Tirtha Chanda,Sarah Haggenmueller,Tabea-Clara Bucher,Tim Holland-Letz,Harald Kittler,Philipp Tschandl,Markus V. Heppt,Carola Berking,Jochen S. Utikal,Bastian Schilling,Claudia Buerger,Cristian Navarrete-Dechent,Matthias Goebeler,Jakob Nikolas Kather,Carolin V. Schneider,Benjamin Durani,Hendrike Durani,Martin Jansen,Juliane Wacker,Joerg Wacker,Reader Study Consortium,Titus J. Brinker
2024-09-20
Abstract:Artificial intelligence (AI) systems have substantially improved dermatologists' diagnostic accuracy for melanoma, with explainable AI (XAI) systems further enhancing clinicians' confidence and trust in AI-driven decisions. Despite these advancements, there remains a critical need for objective evaluation of how dermatologists engage with both AI and XAI tools. In this study, 76 dermatologists participated in a reader study, diagnosing 16 dermoscopic images of melanomas and nevi using an XAI system that provides detailed, domain-specific explanations. Eye-tracking technology was employed to assess their interactions. Diagnostic performance was compared with that of a standard AI system lacking explanatory features. Our findings reveal that XAI systems improved balanced diagnostic accuracy by 2.8 percentage points relative to standard AI. Moreover, diagnostic disagreements with AI/XAI systems and complex lesions were associated with elevated cognitive load, as evidenced by increased ocular fixations. These insights have significant implications for clinical practice, the design of AI tools for visual tasks, and the broader development of XAI in medical diagnostics.

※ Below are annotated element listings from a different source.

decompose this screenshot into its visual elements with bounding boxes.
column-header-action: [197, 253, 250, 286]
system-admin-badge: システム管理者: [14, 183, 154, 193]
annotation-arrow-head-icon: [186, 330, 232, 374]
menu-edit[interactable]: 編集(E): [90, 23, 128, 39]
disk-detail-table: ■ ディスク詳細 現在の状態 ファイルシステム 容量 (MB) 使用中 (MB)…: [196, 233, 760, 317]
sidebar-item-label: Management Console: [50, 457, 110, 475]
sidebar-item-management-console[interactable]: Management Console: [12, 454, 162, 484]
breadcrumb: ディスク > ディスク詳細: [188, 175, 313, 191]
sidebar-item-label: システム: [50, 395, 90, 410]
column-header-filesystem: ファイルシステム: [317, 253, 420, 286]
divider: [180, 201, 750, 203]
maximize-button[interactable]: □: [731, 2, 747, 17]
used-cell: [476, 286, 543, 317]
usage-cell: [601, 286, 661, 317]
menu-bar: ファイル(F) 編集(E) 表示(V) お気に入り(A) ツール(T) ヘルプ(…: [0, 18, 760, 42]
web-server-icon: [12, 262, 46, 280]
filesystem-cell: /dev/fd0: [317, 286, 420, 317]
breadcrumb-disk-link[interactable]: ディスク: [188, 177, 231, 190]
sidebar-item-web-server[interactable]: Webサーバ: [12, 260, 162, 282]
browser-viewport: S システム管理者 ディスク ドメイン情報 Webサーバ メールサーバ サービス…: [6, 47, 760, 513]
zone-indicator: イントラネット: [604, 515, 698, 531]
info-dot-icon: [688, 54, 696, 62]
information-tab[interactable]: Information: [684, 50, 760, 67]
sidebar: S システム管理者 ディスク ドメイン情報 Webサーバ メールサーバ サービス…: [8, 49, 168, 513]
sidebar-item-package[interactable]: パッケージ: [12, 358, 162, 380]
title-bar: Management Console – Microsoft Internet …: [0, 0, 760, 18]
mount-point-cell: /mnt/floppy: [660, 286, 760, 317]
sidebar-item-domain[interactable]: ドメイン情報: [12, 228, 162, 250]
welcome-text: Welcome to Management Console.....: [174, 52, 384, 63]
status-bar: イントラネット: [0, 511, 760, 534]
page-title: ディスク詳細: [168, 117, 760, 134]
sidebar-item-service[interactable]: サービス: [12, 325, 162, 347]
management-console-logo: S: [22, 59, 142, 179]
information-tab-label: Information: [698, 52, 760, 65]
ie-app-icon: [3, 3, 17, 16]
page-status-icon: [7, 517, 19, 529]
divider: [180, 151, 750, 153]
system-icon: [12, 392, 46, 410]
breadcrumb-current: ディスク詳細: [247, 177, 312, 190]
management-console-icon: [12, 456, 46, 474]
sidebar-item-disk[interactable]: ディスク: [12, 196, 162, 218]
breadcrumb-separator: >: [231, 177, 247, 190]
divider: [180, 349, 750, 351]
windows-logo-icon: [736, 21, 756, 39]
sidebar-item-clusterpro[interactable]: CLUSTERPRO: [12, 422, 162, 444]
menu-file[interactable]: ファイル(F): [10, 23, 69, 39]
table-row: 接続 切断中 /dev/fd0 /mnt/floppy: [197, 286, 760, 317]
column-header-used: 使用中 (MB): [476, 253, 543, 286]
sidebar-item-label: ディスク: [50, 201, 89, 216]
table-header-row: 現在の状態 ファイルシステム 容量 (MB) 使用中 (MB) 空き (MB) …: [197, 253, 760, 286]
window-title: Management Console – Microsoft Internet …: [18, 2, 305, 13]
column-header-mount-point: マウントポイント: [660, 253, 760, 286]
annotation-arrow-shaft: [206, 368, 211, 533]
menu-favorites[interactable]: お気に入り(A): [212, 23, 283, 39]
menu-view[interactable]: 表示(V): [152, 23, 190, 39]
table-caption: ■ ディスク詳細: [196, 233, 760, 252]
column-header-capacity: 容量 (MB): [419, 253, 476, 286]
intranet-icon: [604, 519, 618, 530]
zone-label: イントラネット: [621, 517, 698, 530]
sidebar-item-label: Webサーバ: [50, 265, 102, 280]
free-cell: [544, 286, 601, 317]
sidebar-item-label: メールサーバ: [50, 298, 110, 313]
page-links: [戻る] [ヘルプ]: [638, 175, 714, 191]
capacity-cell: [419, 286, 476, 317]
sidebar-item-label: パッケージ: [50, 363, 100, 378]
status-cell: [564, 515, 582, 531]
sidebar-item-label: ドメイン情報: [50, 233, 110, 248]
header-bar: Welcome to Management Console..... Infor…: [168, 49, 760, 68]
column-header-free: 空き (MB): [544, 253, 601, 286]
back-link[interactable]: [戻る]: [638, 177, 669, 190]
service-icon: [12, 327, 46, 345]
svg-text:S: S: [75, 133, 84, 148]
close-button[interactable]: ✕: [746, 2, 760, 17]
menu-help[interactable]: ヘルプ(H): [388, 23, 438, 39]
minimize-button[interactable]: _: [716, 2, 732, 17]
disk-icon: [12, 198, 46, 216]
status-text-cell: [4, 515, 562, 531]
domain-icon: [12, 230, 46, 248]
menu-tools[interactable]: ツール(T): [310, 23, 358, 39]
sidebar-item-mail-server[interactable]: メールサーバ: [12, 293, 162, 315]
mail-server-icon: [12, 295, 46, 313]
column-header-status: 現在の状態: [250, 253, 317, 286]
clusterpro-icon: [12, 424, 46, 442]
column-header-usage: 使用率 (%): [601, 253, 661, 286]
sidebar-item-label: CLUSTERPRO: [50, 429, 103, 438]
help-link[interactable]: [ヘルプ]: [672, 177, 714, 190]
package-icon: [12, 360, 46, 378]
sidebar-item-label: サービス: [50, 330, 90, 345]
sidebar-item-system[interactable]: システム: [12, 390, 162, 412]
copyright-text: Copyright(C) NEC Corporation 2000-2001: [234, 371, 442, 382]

Artificial Intelligence,Computer Vision and Pattern Recognition,Human-Computer Interaction
What problem does this paper attempt to address?
The main problem that this paper attempts to solve is to evaluate how interpretable artificial intelligence (XAI) systems affect dermatologists' accuracy and visual attention patterns in diagnosing melanoma. Specifically, the research aims to objectively analyze the differences in diagnostic performance and visual attention allocation of dermatologists when using standard AI systems and XAI systems through eye - tracking technology. The paper focuses on the following aspects: 1. **Diagnostic accuracy**: Compare the diagnostic accuracy of dermatologists when using standard AI systems and XAI systems, especially whether the XAI system can significantly improve doctors' diagnostic capabilities. 2. **Visual attention patterns**: Analyze the visual attention allocation of dermatologists when using AI and XAI systems through eye - tracking technology, especially the changes in visual attention when doctors' diagnoses are inconsistent with the predictions of the AI system. 3. **Cognitive load**: Explore the cognitive load of doctors when dealing with complex cases or cases inconsistent with the predictions of the AI system, measured by the number of fixations and fixation time in eye - tracking data. 4. **Impact of experience level**: Analyze the performance differences of dermatologists with different experience levels when using AI and XAI systems, especially whether experienced doctors can use these systems more effectively. Through these analyses, the paper hopes to provide valuable insights for the design and application of AI tools in clinical practice, especially how to enhance doctors' trust and acceptance through XAI systems, thereby improving the accuracy and reliability of diagnosis.